The production and titration of luciferase reporter viruses and infection of cells expressing CCR5 mutants have been described previously.[21] Briefly, U87-CD4 cells were transfected with 4 μg of pcDNA3-CCR5 (Wild type-WT) or CCR5 (Δ2-17) using lipofectamine 2000 (Invitrogen) according to the manufacturer’s protocol. The WT CCR5 plasmid was serially diluted (2-fold) to create populations of cells expressing a range of CCR5. These cells were used to create a standard curve of CCR5 expression, to which the expression of CCR5 (Δ2-17) could be matched. Expression of CCR5 was determined by flow cytometry 48 h post transfection with the CCR5 specific antibody 2D7 (BD Pharmingen).

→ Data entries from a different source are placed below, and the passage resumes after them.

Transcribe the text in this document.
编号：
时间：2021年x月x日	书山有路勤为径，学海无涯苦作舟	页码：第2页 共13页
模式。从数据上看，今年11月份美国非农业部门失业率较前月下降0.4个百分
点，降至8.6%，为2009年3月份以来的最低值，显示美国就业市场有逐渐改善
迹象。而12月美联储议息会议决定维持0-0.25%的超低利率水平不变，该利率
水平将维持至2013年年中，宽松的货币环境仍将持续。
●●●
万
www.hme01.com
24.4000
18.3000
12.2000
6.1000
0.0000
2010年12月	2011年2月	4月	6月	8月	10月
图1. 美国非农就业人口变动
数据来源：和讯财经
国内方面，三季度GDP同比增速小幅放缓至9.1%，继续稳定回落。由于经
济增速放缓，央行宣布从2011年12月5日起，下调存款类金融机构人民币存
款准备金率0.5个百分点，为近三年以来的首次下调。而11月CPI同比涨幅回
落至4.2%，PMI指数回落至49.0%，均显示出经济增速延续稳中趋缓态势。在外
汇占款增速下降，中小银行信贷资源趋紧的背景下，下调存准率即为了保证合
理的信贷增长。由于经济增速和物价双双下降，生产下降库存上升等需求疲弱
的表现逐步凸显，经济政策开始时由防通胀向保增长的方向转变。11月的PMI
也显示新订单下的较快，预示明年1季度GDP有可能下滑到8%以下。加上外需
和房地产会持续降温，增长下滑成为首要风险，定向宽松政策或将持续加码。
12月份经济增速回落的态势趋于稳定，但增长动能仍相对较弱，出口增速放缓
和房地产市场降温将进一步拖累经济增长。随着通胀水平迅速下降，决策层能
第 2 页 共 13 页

At 48 h post transfection, the cells were either left untreated (WT and Δ2-17) or incubated for 30 min with 100 μM CCR5 sulfopeptides (Δ2-17 only) prior to infection with 200 TCID50 of YU-2 Env pseudotyped luciferase reporter virus. At 72 h post infection, the cells were lysed, and luciferase activity was read according to the manufacturer’s protocol (Promega). The luciferase activity in CCR5 Δ2-17 cells incubated with CCR5 sulfopeptides was expressed as a percentage of that obtained in cells expressing an equivalent amount of WT CCR5.